I’ve wondered what makes certain games ‘feel’ better almost as long as I’ve noticed it. I asked Reddit what they thought and it made me realise that it’s even harder to answer this question people seem to have different definitions of what game ‘feel’ is anyway. Something about the controls being responsive, cohesive interactions with appropriate feedback, a consistent aesthetic, as well as a half dozen other indicators factor in, apparently.
Psychology uses the term ‘flow’ to describe a state of complete focus, involvement, and success. I’d consider a game with good ‘feel’ to be one that is effective at having the player enter a state of flow. This supports most of the ideas proposed in the Reddit comments; poor controls or feedback will break immersion or prevent it in the first place.
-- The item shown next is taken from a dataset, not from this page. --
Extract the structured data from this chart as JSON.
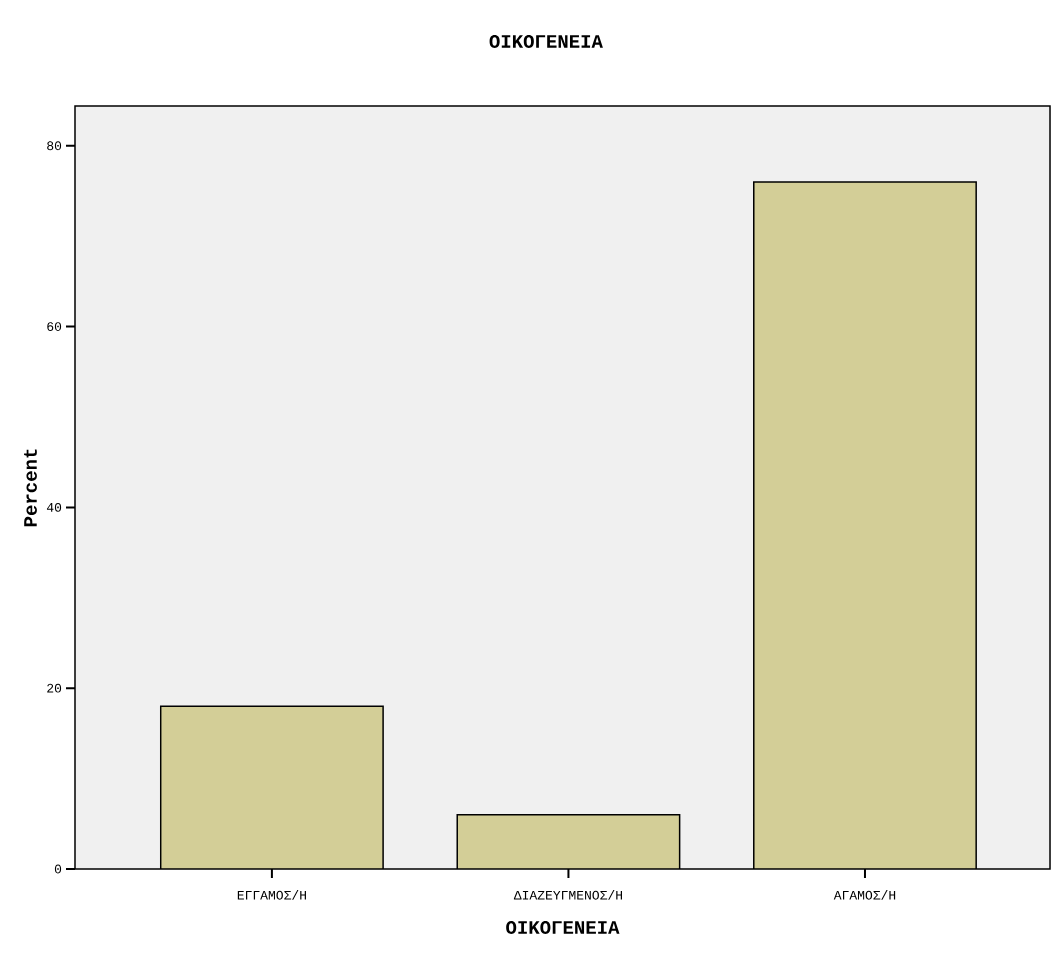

Wikipedia lists ten factors that the psychologist Csíkszentmihályi defined as all contributing to flow:
- Clear goals
- Concentrating
- A loss of the feeling of self-consciousness
- Distorted sense of time
- Direct and immediate feedback
- Balance between ability level and challenge
- A sense of personal control
- The activity is intrinsically rewarding
- A lack of awareness of bodily needs (to the extent that one can reach a point of great hunger or fatigue without realizing it)
- Absorption into the activity, narrowing of the focus of awareness down to the activity itself, action awareness merging.
You could be forgiven for thinking this was a list of requirements for a great video game! All these things contribute to that sense of being in the zone, when you feel unnaturally able to get headshots in Counter-Strike or perfectly drift corners three corners in a row, to when you truly feel you are in the game rather than controlling the game.